Once we knew the receiver was working, the next step towards tracking the Vieques ferry was to write a program that would save relevant AIS packets in a database. My programming experience is primarily with Javascript, so I got started trying to build a NodeJS program that could interface with the dAISy receiver, which uses serial communication over USB. This wasn’t hard to do after finding the serialport library. I pulled in another helpful library, GeoGate Encoder, to decode the serial messages into a JSON object that had the fields we cared about. Here’s what a decoded AIS packet looks like:

{
  "mmsi":"368038080",
  "aistype":1,
  "cog":50.6,
  "sog":2,
  "hdg":86,
  "navstatus":0,
  "lat":"18.159489",
  "lon":"-65.465683"
}

You might recognize the latitude and longitude fields. MMSI refers to the Maritime Mobile Service Identity, which is unique ID for an AIS transmitter – in this case, it’s essentially the name of the vessel. The other fields suggest which direction the ship is pointing and how fast it’s moving. We only saved AIS packets whose MMSI matched the a vessel listed on the ferry website’s tickets page. If you’re curious about the fields in an AIS packet, there’s an explanation of each one here.

Once this was all working, I connected a Mongo database, and we were ready to test it out in Vieques when Javier travelled there a month or so before the exhibit opened. I called this software component the “vessel scanner”. You can check it out on Github here.

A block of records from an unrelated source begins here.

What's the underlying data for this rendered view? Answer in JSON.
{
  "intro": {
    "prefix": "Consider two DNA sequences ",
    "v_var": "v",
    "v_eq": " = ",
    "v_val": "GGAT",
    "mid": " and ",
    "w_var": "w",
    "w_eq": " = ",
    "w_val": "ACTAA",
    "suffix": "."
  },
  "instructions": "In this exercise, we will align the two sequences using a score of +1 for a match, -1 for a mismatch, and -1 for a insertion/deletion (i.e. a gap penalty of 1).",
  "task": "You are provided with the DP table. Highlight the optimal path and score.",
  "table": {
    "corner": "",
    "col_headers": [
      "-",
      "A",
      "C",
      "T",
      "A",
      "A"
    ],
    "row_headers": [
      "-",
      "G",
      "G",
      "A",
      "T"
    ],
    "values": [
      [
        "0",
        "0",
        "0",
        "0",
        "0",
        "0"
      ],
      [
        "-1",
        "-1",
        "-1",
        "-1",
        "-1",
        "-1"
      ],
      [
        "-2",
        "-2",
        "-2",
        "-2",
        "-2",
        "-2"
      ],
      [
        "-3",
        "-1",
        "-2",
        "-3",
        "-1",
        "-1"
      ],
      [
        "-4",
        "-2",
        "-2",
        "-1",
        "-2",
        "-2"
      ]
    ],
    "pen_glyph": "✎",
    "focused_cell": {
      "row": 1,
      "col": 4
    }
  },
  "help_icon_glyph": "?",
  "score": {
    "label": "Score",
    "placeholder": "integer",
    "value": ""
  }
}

Once the software was working, the next step was an affordable hardware solution for the museum. We went with a Raspberry Pi, a tiny, open source computer that costs as little as $35. My goal was to set things up so that whenever the Raspberry Pi was turned on, it would start running the latest version of the vessel scanner in the background. I used a platform called Docker to make this happen. The Raspberry Pi we set up in the museum was set to pull the latest version of the vessel scanner from my Docker respository every hour and restart the program if neccesary – this way we’d be able to fix issues and makes updates without needing any access to the Raspberry Pi itself. I set this system up on my Raspberry Pi in New Orleans, sent a disk image to Javier, and after just a bit of troubleshooting we soon had a steady stream of AIS data from the boats in the water around Isabelle Segunda.

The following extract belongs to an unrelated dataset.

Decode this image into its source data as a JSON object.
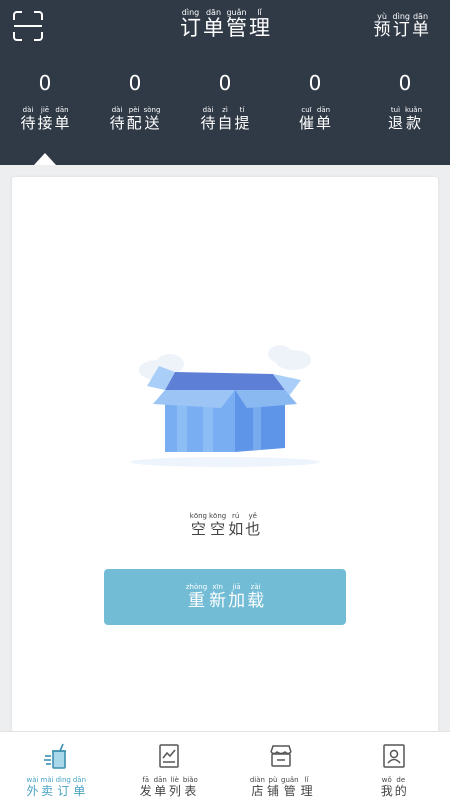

boat-tracker1.jpg Javier testing the AIS Receiver and the “vessel scanner” software from his computer for the first time

While it would have been possible to simply list the departure and arrival times of boats in the Vieques ferry terminal, I was committed to presenting a visual comparison of when the ferry company website said a boat would arrive or depart and when it actually arrived or departed. Because the ferry schedules change over time, and because different boats are used for different trips on an ongoing basis, it wasn’t enough to download a copy of the ferry schedule at the beginning of the exhibit and use that for a comparison. Instead, I figured out a way to scrape the ferry company’s website, PuertoRicoFerry.com, and download a list of trips for a given day. The scraped data I gathered included an indicator of which ferry vessel was assigned to each trip. I wrote another NodeJS program to do the scraping, and called this one “ferry-scraper”. You can check it out on Github here.

boat-tracker2.jpg A list of ferries from Ceiba to Vieques on the PuertoRicoFerry.com website

I set up a job on my server to run every evening and gather a list of trips and vessels for the next day. It would save this in the same Mongo database that we were storing the AIS data in. Now all that was left was a visualization.